JR: The risk is actually two-fold: there is the risk to the institution and the risk to its customers. In terms of the institutional cyber risk, information security departments of major financial institutions are very effective in the dealing with the technical aspects of the risk. “Spear phishing” emails continue to be the most common delivery method of malware into any type of institution, financial or otherwise. Suspicious emails, unusual computer activity, a decrease in performance and speed on systems or individual devices, unexplained data exfiltration, unauthorized escalation of system privileges for users, or website anomalies may be indicators of an institutional cyber threat.

In terms of the cyber risk to customers there are account takeovers, ATM skimmers and fraud related to stolen identity are common and continue to increase. Some indicators are wire transfer activity from multiple accounts to a common domestic account, followed by either immediate withdrawals or foreign wire transfers; unusual wire transfer activity from a domestic account to Eastern Europe, Russia or China; draining of an account through multiple ATM withdrawals or foreign ATM withdrawals; one account receiving tax refunds for multiple individuals; multiple accounts being logged into from the same IP address or unusual foreign IP address logins. These are just some of the things for which customers and the financial institutions should be on alert.

AT: In your experience, what has been the common thread in thwarting criminal schemes?

JR: The common ingredients I’ve seen in successful cases over my 27 years in the FBI have included great partnership and information sharing with the private sector, transparency and cooperation between government agencies, incorporation of intelligence techniques and the application of financial investigative techniques, regardless of the violation.

AT: How has the fight against terrorism evolved in the last five years?

JR: That could be a totally separate interview or book, actually. In general, we’ve seen the strategic homeland threat posed by core al-Qaeda diminish as a result of their decimation by highly effective U.S. government counterterrorism operations. That’s the good news.

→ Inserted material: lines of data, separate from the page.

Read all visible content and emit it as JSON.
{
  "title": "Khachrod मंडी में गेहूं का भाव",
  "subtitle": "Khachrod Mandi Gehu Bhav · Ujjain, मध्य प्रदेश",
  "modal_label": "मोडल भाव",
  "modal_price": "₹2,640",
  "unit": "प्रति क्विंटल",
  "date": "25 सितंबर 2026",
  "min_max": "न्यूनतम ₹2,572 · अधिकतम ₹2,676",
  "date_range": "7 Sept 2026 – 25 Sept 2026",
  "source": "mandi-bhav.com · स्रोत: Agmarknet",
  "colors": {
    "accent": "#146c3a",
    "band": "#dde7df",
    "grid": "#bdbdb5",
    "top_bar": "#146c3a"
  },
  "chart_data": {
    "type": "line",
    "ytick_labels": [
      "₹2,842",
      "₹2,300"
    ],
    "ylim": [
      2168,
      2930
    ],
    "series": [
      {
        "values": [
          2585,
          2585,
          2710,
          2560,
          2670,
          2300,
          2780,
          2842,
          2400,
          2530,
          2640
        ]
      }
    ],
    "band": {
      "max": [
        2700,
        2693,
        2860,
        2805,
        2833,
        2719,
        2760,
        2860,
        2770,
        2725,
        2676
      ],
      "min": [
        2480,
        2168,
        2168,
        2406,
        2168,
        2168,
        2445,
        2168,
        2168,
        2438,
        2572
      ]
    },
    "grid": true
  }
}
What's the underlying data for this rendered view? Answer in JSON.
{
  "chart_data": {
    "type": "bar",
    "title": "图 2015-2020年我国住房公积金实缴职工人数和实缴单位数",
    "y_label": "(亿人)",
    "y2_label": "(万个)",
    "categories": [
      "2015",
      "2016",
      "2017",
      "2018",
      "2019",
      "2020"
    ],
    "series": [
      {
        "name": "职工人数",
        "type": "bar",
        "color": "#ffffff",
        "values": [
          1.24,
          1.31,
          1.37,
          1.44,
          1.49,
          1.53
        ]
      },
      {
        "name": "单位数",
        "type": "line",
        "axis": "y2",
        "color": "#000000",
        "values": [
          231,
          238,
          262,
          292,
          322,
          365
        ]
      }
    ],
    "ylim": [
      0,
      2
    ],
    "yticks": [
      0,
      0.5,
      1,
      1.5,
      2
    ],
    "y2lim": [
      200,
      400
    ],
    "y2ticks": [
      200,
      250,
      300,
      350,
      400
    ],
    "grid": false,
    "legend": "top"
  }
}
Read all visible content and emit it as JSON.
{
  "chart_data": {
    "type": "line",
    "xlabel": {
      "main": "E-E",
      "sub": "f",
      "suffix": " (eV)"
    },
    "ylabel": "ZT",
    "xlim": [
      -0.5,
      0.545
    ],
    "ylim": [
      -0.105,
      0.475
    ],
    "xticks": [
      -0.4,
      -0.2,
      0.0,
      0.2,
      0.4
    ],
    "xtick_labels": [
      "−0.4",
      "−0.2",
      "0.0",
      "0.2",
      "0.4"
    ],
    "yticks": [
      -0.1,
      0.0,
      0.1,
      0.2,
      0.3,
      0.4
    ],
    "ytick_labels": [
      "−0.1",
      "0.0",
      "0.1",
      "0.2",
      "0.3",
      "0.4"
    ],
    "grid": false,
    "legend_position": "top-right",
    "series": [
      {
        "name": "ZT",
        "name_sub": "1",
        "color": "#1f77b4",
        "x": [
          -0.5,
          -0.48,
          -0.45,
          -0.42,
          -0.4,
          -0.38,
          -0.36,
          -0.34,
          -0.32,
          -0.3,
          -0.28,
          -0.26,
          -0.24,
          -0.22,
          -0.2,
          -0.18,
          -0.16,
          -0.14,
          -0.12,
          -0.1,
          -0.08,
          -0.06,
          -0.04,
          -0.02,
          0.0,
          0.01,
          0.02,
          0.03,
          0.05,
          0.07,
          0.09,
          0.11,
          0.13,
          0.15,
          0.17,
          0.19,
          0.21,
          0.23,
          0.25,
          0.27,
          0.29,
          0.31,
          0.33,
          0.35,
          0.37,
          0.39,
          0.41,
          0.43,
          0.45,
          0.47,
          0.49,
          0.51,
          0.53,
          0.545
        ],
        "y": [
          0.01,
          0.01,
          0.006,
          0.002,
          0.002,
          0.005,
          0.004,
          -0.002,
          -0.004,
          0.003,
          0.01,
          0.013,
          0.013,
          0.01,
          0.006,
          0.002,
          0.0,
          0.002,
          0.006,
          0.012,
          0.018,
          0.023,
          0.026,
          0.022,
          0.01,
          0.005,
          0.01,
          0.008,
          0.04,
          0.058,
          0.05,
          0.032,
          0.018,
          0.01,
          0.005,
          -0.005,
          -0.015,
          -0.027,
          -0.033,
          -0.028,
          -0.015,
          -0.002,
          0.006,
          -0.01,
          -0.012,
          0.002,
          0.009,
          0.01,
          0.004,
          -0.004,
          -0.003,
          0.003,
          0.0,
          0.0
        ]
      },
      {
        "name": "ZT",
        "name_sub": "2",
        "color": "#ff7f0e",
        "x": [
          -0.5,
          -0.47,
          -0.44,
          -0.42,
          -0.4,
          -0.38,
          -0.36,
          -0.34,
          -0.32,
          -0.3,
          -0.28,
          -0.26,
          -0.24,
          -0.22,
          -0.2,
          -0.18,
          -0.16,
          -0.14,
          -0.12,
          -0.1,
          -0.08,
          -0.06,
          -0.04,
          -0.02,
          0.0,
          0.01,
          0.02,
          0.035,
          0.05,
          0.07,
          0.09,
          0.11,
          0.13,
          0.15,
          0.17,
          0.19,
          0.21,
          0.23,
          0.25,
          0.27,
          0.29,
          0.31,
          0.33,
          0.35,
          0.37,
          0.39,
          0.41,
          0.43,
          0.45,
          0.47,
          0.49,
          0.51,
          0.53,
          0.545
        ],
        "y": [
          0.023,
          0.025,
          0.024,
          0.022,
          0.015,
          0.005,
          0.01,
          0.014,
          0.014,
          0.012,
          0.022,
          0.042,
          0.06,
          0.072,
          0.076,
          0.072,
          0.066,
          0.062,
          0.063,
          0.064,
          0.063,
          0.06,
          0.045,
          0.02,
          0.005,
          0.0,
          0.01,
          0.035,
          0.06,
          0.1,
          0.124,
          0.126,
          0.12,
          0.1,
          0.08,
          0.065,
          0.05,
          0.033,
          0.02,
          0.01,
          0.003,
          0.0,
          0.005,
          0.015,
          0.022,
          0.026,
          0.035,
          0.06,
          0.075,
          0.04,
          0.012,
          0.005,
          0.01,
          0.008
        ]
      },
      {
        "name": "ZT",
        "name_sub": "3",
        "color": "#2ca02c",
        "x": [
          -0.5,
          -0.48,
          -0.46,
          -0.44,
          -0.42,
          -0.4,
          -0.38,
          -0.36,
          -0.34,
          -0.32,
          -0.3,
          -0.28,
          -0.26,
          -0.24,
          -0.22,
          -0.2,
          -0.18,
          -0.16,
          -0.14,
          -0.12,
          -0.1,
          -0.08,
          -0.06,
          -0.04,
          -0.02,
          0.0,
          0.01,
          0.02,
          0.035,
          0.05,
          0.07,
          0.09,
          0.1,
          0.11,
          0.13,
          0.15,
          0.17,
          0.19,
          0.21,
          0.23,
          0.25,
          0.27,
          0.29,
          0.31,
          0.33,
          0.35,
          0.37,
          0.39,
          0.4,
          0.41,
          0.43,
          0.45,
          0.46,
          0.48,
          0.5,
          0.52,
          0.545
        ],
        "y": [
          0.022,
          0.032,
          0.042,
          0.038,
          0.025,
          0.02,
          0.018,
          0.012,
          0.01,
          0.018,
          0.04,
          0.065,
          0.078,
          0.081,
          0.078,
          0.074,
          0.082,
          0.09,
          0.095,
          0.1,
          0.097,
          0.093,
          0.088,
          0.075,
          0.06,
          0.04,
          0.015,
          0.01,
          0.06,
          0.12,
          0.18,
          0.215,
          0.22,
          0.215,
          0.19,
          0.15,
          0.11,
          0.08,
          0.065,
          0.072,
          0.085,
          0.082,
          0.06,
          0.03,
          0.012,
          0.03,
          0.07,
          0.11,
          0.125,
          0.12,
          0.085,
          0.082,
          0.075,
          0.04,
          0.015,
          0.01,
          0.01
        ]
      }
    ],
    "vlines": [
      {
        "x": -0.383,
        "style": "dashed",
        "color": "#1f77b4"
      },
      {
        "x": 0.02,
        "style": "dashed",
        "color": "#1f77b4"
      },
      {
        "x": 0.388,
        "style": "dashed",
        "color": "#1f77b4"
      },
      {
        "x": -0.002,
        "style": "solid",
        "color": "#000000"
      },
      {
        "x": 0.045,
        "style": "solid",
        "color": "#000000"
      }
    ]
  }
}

The bad news is, we’ve seen the rise of other regional-based terrorist organizations, such as ISIS, inspiring Western recruits via the Internet to join them in Syria or conduct attacks in their home countries. The use of the Internet to recruit, radicalize and disseminate terrorist techniques, tactics and procedures has grown immensely. We’ve seen organizations such as ISIS demonstrate some ability to conduct website defacements. But thus far, they have not demonstrated the ability to conduct computer intrusions.

AT: Any other advice you would like to share with ACAMS Today readers?

JR: The government alone can’t defend against the multitude of cyber, terrorism, national security and criminal threats that face the nation. Collaboration, partnership and information sharing is key between the government and private sector and between the various internal components of financial institutions (especially with the information security professionals). By engaging in vertical and horizontal collaboration and information sharing, you not only help in defending your institution and customers, you help us defend the nation.

Thanks for the opportunity to speak with you today, and thank you, my friends and colleagues, for all you do.